If this option is not correct, is there an option for Optical to Digital CoAxial? Or Optical splitting? Any comments/ advice gratefully received.


----------



## selden (Nov 15, 2009)

Most TVs only provide 5.1 surround sound for channels decoded by the internal tuner. Audio from external devices usually is down-mixed to stereo. (My understanding is that the TV tells the source device that it's only capable of stereo, so that's what's provided to it.) Check the TV's manual to be sure.

Optical to coax converters are readily available from many online and local A/V and electronics stores.


----------



## wgmontgomery (Jun 9, 2011)

"Can I acheive true 5:1 sound by linking HD Box and Blu Ray to TV with HDMI cables, and then use the TV as a 'conduit' by connecting the TV to the Home Theatre via Optical (Toslink)."

First, welcome to HTS!!

That depends on the TV; some will pass an unaltered digital stream to your AVR/processor and allow 5.1 playback, but most only pass 2.0 (stereo). ALL of them (TVs) that I have heard degrade the sound when compared to a direct connection to the AVR/processor.

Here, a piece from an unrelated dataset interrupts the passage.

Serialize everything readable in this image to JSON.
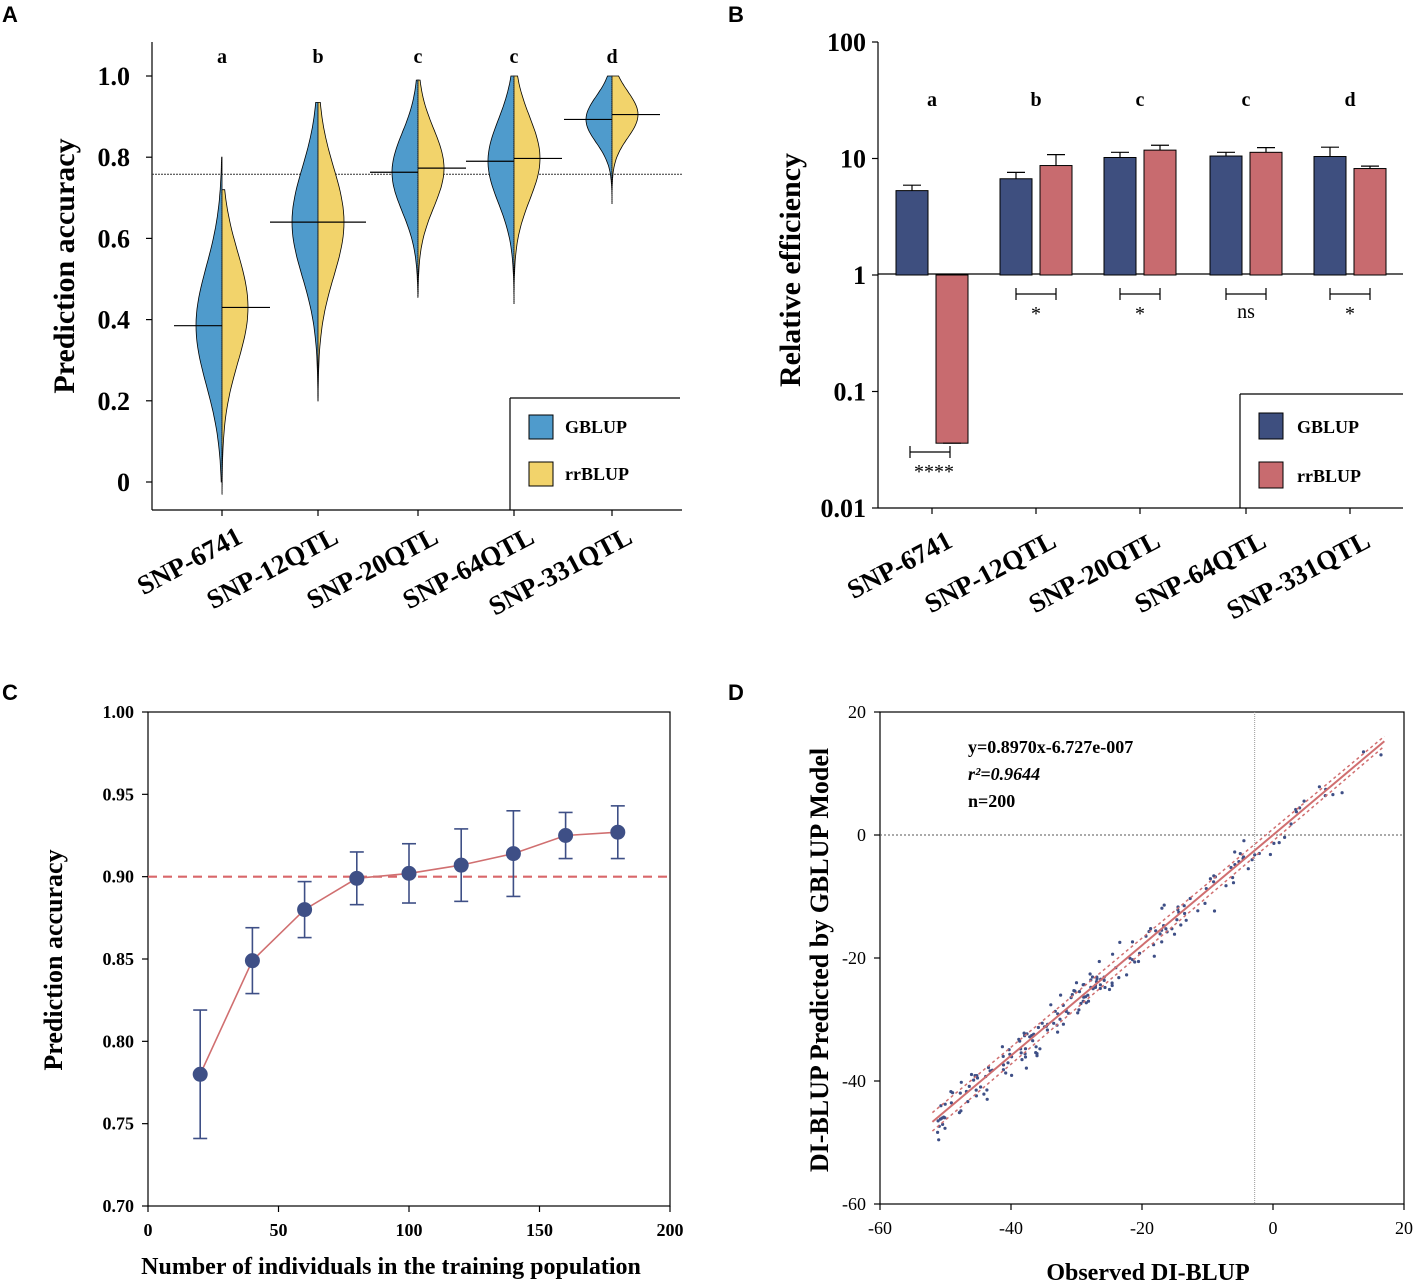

Parts express sells units that convert Coaxial digital to Toslink/Toslink to Coaxial digital; this would allow direct connection to the AVR; here's one: 


http://www.parts-express.com/pe/showdetl.cfm?Partnumber=180-996

You can try running the sound through the TV, but I think that connecting the components directly to the AVR with a digital signal will give you the best sq.


----------



## pautay (Apr 1, 2012)

Hi

Thanks for the helpfull replies .. Will go for the Converter option ..


----------